Chrome OS: Emperor's new clothes or paradigm shift?
Just about a month after the Windows 7 launch, Microsoft's archnemesis, Google, released its Chrome operating system to the open source community. Google said Chrome OS, due out in about a year, will be faster, simpler and more secure than existing OSes. It probably will be, because it does a lot less than current operating systems. Chrome OS runs only Web-based applications and will not even be able to run applications built for Google's own Android mobile OS. That, and the fact that peripherals for Chrome OS-based machines will have to comply with specific hardware reference designs, means that in no way can it be a replacement for current PC OSes. But that's the point. Computer users are spending more time accessing Web services and applications. Not many PC owners are ready to throw out their hard drives, but take-up of small, Net-centric devices will one day lead to a tipping point where the majority of users tap the Web for virtually all their computing needs.

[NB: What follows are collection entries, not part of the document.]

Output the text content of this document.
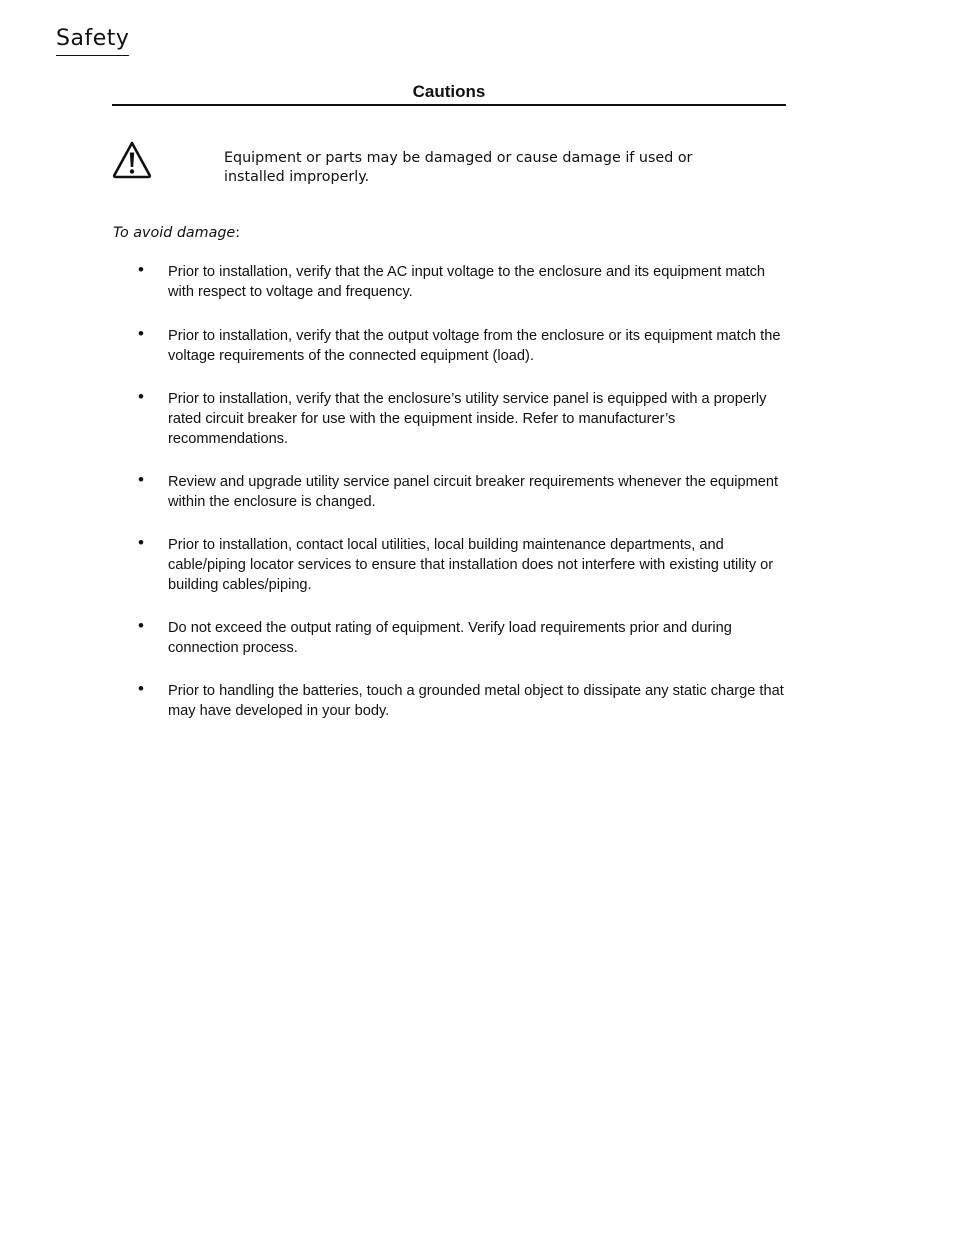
Safety
Cautions
Equipment or parts may be damaged or cause damage if used or installed improperly.
To avoid damage:
• Prior to installation, verify that the AC input voltage to the enclosure and its equipment match with respect to voltage and frequency.
• Prior to installation, verify that the output voltage from the enclosure or its equipment match the voltage requirements of the connected equipment (load).
• Prior to installation, verify that the enclosure’s utility service panel is equipped with a properly rated circuit breaker for use with the equipment inside. Refer to manufacturer’s recommendations.
• Review and upgrade utility service panel circuit breaker requirements whenever the equipment within the enclosure is changed.
• Prior to installation, contact local utilities, local building maintenance departments, and cable/piping locator services to ensure that installation does not interfere with existing utility or building cables/piping.
• Do not exceed the output rating of equipment. Verify load requirements prior and during connection process.
• Prior to handling the batteries, touch a grounded metal object to dissipate any static charge that may have developed in your body.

- InfoWorld's Neil McAllister debunks the 5 myths of the Chrome OS.
Yahoo, Microsoft sign deal ... and seal Yahoo's search fate?

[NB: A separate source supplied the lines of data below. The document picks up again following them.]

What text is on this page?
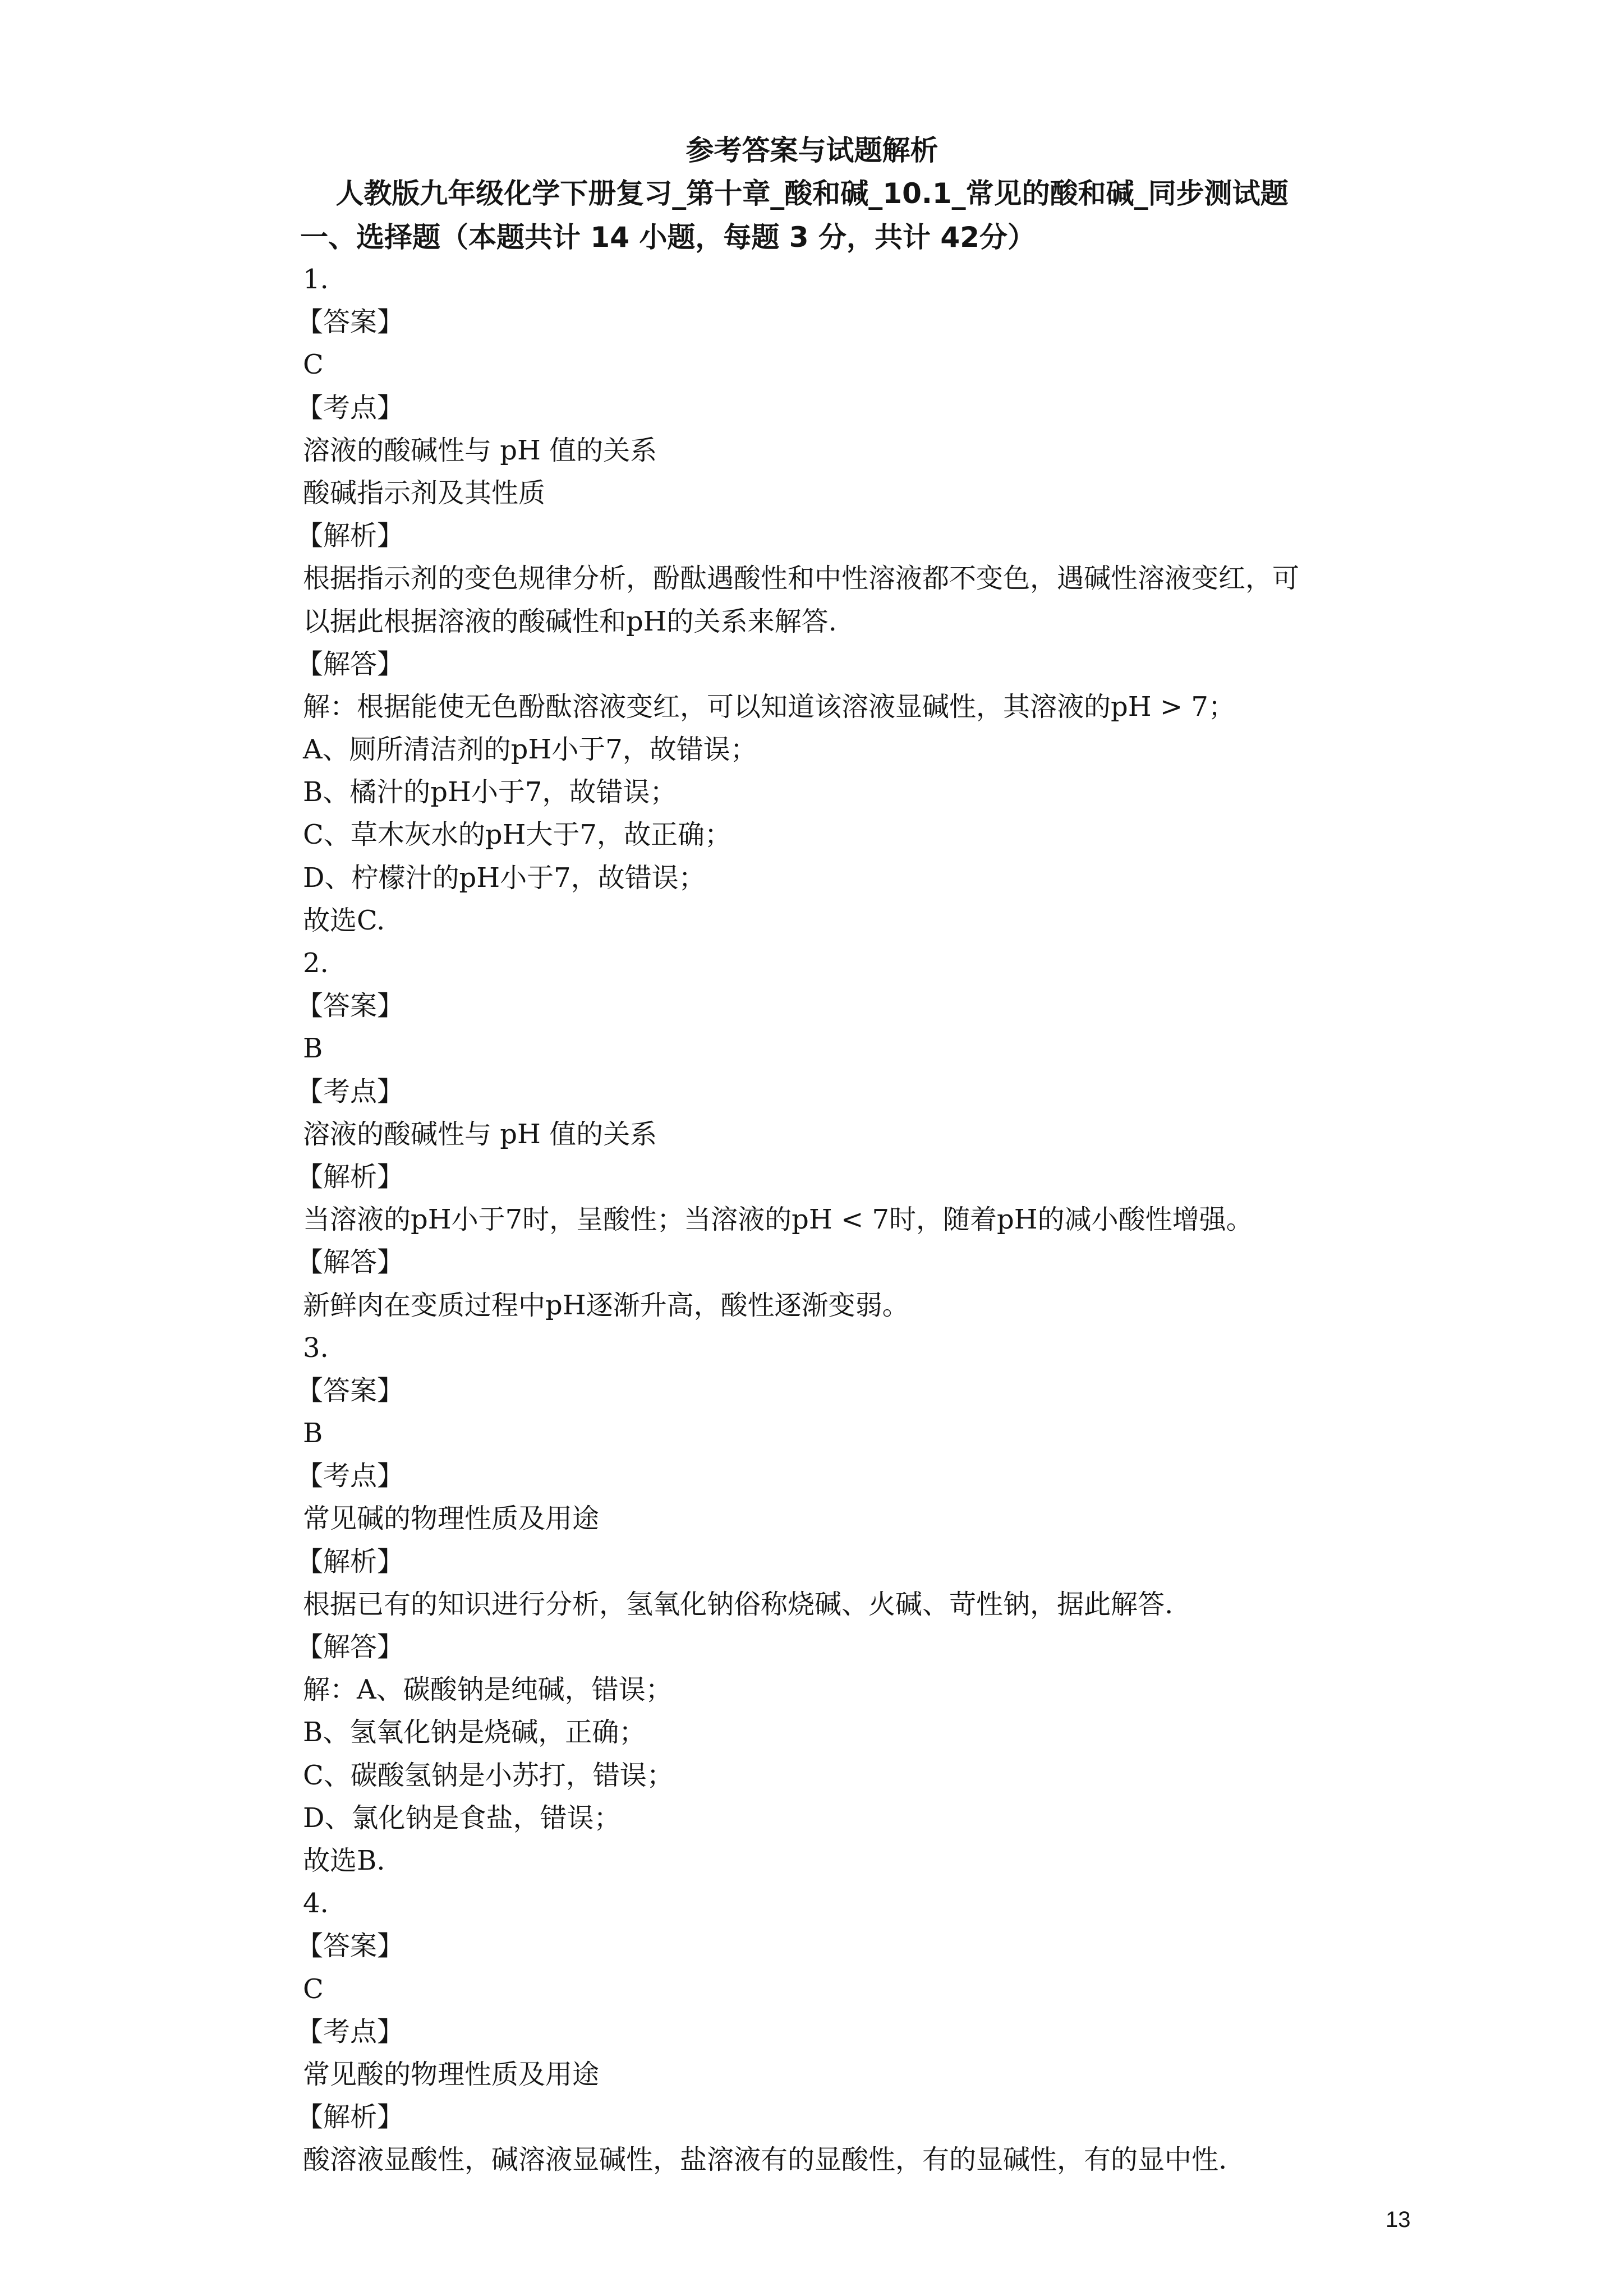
参考答案与试题解析
人教版九年级化学下册复习_第十章_酸和碱_10.1_常见的酸和碱_同步测试题
一、选择题（本题共计 14 小题，每题 3 分，共计 42分）
1.
【答案】
C
【考点】
溶液的酸碱性与 pH 值的关系
酸碱指示剂及其性质
【解析】
根据指示剂的变色规律分析，酚酞遇酸性和中性溶液都不变色，遇碱性溶液变红，可
以据此根据溶液的酸碱性和pH的关系来解答.
【解答】
解：根据能使无色酚酞溶液变红，可以知道该溶液显碱性，其溶液的pH > 7；
A、厕所清洁剂的pH小于7，故错误；
B、橘汁的pH小于7，故错误；
C、草木灰水的pH大于7，故正确；
D、柠檬汁的pH小于7，故错误；
故选C.
2.
【答案】
B
【考点】
溶液的酸碱性与 pH 值的关系
【解析】
当溶液的pH小于7时，呈酸性；当溶液的pH < 7时，随着pH的减小酸性增强。
【解答】
新鲜肉在变质过程中pH逐渐升高，酸性逐渐变弱。
3.
【答案】
B
【考点】
常见碱的物理性质及用途
【解析】
根据已有的知识进行分析，氢氧化钠俗称烧碱、火碱、苛性钠，据此解答.
【解答】
解：A、碳酸钠是纯碱，错误；
B、氢氧化钠是烧碱，正确；
C、碳酸氢钠是小苏打，错误；
D、氯化钠是食盐，错误；
故选B.
4.
【答案】
C
【考点】
常见酸的物理性质及用途
【解析】
酸溶液显酸性，碱溶液显碱性，盐溶液有的显酸性，有的显碱性，有的显中性.
13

In the end, the two companies worked out something that was less than a marriage of convenience, but which nevertheless managed to fundamentally alter one of the legendary names in Internet search. A year and a half after Microsoft made an unsolicited bid to buy Yahoo for $44.6 billion, kicking off a series of stormy, on-again-off-again talks, the two companies announced a search deal aimed at giving them leverage against Google. The companies agreed to a revenue-sharing deal calling for Microsoft's Bing to run Yahoo's search site and for Yahoo to sell premium search advertising services for both companies. This relegates the Yahoo search engine to the dustbin of also-rans, and puts pressure on Carol Bartz, who took the CEO reins from founder Jerry Yang, to build up Yahoo's non-search technology and services to the point where they can sustain the company. Investors are still holding their breath -- Yahoo shares are trading at half the $31 Microsoft offered almost two years ago.